Task 48: “Future Demand of Hydrogen in Industry”  

The use of hydrogen in various industries is crucial for advancing toward a carbon-neutral economy, as highlighted by the Net Zero Industry Mission. It’s important to closely monitor R&D and technical progress in each sector and track implementation scenarios. Decarbonizing industrial processes won’t rely solely on clean hydrogen; other technologies like direct electrification will also play a role. When assessing industrial sector roadmaps, it’s vital to consider decarbonization strategies and their implications for hydrogen. The new task aims to identify how hydrogen can be applied across different industries, spanning a 36-month period starting in 2024. 

Task 49: “Natural Hydrogen”  

Task 49, Natural H2, spans two years and aims to raise awareness about research and exploration of natural hydrogen. The diverse group involved reports on developments, offers research recommendations and assists with budget allocation. Best practices in exploration and production are promoted, with a focus on developing models for assessing reserves and production economics. Advocacy for an appropriate legal framework and knowledge exchange between countries is prioritized.

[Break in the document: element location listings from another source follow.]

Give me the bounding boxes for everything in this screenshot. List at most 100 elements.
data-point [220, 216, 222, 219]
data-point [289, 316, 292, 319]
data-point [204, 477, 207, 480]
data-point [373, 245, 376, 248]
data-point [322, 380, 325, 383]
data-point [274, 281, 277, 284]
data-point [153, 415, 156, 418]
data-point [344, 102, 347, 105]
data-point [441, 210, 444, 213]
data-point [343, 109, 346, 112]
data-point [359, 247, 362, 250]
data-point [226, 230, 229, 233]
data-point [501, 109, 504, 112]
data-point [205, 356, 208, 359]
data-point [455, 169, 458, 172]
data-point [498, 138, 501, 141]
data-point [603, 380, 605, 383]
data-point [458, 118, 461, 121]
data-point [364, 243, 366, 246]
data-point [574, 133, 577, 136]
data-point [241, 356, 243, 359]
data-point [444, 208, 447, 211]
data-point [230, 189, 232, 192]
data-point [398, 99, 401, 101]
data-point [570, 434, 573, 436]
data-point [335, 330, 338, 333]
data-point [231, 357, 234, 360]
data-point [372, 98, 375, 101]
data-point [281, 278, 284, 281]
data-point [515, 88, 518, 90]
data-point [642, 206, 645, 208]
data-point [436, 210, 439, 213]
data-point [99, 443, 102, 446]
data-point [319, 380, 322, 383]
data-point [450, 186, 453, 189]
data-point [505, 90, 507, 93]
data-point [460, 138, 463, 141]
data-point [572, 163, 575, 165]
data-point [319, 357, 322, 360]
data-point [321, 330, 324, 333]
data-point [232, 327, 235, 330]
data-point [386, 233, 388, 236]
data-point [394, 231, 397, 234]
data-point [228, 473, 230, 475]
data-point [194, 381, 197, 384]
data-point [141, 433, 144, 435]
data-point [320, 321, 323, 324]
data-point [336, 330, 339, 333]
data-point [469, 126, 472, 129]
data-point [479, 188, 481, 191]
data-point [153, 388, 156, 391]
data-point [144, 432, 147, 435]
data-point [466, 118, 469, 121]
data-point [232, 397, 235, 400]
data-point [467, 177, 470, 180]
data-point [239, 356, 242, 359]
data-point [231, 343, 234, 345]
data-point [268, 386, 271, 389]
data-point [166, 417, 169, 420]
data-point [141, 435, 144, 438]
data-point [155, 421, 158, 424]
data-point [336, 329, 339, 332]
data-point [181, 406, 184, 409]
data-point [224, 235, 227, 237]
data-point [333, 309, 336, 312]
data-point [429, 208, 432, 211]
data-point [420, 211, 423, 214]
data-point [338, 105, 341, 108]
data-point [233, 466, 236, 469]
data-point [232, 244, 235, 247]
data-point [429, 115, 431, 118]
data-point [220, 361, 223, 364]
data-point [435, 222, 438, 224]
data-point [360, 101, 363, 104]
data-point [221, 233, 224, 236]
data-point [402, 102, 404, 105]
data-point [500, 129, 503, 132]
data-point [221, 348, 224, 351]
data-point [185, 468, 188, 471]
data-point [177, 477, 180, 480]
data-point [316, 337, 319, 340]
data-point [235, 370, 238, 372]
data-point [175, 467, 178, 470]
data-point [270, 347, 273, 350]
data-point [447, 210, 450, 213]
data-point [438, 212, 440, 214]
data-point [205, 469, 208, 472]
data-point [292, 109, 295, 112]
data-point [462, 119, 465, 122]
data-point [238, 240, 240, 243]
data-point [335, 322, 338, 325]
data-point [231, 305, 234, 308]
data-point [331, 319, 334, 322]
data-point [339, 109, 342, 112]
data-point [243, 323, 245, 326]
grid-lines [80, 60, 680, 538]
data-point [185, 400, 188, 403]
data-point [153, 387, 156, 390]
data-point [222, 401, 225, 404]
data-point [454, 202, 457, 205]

In addition, identifying infrastructure and financing needs and addressing associated risks are also key objectives. 

Task 50: “Cost and Carbon Intensity Analysis and Models Comparison of Hydrogen Supply Chains” 

The main objective of this Task is to identify cost and GHG emissions drivers and key uncertainties in these factors for establishing Hydrogen Supply Chains, thereby fostering a global market for hydrogen as a commodity for decarbonization of the global energy system that includes transportation, industry, building and power sectors This new Task aims to enhance our understanding of the models used to calculate costs and greenhouse gas emissions intensity in international hydrogen supply chains. The findings will help identify key factors driving costs and emissions, providing valuable recommendations for policymakers. Institutions will work together to compare their cost models, aiming to decrease uncertainties and address remaining issues. The results of this comparison will be compiled into a report and published as part of the IEA Hydrogen TCP. 

The addition of these new tasks to the Hydrogen TCP agenda marks significant progress towards realizing the goals outlined in the H2TCP’s Strategic Plan.